Was Zonkey kann (laut dem Papier)

  • Text aus Rauschen generieren: Er kann mit zufälliger Statik beginnen und diese langsam in kohärente Sätze über Wikipedia-Themen verwandeln.
  • Lücken füllen: Wenn Sie ihm einen Satz mit einem fehlenden Mittelteil geben (z. B. „Bob ist ein [BLANK] Spieler in der NBA“), kann er die Lücke füllen („Basketballspieler“), ohne den Satz von links nach rechts schreiben zu müssen. Er kann die Mitte korrigieren, während Anfang und Ende fixiert bleiben.
  • An jede Art von Daten anpassbar: Da er seine eigenen „Wörter“ und „Sätze“ lernt, kann er unordentliche oder ungewöhnliche Texte besser handhaben als Roboter mit festen Wörterbüchern.

Was er (noch) nicht kann

Das Papier ist sich seiner Grenzen sehr bewusst. Derzeit ist Zonkey ein „Proof of Concept“, der auf einem einzelnen Computer mit Wikipedia-Daten trainiert wurde.
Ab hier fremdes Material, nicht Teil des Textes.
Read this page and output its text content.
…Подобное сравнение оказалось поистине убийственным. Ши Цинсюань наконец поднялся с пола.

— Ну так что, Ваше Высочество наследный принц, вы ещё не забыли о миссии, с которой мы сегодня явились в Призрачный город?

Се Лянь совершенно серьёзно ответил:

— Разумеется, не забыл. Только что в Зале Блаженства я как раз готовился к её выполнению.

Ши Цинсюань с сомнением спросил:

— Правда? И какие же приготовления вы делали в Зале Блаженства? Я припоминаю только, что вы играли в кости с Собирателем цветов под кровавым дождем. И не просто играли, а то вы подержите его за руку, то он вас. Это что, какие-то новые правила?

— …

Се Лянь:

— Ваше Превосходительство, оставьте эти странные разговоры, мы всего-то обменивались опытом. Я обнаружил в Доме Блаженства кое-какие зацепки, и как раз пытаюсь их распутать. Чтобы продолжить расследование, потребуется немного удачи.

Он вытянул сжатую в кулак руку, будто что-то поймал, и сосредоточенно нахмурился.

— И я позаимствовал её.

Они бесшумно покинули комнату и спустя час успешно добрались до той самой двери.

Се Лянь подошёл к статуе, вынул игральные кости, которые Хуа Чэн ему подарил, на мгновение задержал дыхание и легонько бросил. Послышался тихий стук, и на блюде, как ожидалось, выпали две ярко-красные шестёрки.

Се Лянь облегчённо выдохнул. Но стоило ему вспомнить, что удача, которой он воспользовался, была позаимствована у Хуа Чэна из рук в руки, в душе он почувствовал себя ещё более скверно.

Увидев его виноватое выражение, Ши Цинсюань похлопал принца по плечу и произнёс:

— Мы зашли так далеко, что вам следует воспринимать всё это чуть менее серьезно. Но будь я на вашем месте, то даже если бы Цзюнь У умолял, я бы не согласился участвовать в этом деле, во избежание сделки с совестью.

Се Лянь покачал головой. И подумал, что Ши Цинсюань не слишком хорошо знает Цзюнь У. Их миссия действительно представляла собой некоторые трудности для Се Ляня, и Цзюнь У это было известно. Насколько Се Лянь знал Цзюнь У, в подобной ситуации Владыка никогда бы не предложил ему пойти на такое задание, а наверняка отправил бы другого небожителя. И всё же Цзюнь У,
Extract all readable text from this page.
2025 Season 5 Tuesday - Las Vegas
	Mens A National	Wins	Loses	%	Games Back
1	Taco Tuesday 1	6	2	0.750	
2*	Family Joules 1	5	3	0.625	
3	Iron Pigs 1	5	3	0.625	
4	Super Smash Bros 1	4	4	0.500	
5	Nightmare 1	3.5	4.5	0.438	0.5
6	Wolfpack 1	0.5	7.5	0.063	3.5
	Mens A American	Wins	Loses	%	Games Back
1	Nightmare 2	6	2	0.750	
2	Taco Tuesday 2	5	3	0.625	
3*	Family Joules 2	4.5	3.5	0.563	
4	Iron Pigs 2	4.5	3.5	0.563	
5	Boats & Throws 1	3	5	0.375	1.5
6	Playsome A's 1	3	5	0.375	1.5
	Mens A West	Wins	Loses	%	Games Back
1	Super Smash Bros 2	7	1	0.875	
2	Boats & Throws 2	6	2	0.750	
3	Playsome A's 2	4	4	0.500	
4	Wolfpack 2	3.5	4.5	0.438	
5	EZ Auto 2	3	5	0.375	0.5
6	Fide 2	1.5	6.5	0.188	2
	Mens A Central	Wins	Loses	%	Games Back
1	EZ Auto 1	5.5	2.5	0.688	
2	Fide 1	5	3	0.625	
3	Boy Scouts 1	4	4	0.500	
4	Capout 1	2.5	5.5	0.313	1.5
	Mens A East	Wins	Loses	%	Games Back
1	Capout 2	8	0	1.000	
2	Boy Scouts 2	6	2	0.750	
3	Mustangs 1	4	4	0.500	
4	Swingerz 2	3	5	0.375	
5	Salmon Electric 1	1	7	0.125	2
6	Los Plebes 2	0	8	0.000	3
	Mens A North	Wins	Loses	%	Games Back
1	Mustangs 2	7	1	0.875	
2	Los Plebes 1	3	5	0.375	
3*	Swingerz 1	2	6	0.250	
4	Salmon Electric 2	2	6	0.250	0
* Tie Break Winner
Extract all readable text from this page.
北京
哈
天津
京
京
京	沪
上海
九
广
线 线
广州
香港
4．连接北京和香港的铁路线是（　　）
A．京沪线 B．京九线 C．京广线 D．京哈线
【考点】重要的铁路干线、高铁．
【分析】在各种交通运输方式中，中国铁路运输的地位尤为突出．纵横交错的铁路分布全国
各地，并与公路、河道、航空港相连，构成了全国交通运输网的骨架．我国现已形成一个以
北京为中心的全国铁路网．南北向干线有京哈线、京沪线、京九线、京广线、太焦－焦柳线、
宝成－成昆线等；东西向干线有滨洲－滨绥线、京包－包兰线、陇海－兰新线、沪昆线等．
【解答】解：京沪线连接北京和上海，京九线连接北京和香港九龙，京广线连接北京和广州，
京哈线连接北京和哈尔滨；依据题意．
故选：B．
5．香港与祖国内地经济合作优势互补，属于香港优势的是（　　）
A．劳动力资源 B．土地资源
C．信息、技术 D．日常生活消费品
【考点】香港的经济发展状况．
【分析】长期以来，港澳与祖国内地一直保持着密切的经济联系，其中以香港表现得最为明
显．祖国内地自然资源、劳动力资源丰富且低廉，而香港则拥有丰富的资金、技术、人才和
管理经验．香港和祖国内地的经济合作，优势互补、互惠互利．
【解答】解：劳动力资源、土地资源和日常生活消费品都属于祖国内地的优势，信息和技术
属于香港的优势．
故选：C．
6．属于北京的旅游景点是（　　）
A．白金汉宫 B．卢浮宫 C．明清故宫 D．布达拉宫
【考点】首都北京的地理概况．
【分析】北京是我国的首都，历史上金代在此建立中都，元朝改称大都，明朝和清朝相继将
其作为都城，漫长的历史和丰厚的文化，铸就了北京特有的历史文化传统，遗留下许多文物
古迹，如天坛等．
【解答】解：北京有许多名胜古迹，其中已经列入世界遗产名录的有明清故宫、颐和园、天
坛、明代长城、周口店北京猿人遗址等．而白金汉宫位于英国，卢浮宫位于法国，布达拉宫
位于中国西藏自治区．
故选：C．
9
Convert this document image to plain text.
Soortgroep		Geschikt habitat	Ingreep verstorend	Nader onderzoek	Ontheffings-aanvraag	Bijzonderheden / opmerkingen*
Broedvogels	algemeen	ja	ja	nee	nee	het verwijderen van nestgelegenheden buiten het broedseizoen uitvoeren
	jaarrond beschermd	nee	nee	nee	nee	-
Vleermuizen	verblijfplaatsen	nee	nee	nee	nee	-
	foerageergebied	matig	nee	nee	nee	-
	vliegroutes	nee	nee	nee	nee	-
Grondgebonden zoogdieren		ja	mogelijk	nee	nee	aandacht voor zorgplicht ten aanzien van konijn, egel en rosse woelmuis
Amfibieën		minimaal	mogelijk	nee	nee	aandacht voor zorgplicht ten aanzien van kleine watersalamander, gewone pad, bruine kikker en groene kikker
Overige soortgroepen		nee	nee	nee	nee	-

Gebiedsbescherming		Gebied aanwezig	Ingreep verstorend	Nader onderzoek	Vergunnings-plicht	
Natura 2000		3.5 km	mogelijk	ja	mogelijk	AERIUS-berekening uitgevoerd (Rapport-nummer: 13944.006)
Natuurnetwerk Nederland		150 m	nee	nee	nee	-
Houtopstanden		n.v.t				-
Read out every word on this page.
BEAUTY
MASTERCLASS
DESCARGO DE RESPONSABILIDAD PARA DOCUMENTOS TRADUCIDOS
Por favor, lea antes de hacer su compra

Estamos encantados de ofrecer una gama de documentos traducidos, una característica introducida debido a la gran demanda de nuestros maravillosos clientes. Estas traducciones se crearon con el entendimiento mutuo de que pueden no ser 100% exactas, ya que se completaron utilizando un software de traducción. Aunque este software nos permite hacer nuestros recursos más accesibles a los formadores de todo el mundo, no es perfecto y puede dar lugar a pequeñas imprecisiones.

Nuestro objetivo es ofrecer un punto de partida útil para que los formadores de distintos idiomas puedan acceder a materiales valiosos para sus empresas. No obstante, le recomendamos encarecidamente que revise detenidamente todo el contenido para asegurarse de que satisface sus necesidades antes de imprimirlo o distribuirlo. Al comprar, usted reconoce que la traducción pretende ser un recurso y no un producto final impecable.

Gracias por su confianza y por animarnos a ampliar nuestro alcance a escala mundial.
  • Er kann kohärente Sätze schreiben, wurde aber noch nicht darauf getestet, ganze Bücher oder komplexe Dokumente zu verfassen.
  • Er hat kein festes Vokabular, daher funktionieren Standardtests, mit denen andere KI-Modelle gemessen werden (wie das Zählen der „Perplexity“), nicht für ihn.
  • Das Papier behauptet nicht, dass er medizinische Diagnosen, Rechtsberatung oder andere reale Anwendungen leisten kann; es ist ein rein wissenschaftlicher Schritt hin zu einer neuen Art von Sprachmodell.

Kurz gesagt ist Zonkey ein Experiment, um zu sehen, ob wir ein Sprachmodell bauen können, das lernt, zu lesen, zu schreiben und die Struktur der Sprache vollständig von Grund auf selbst zu verstehen, ohne dass ein Mensch zuerst die Regeln definieren muss.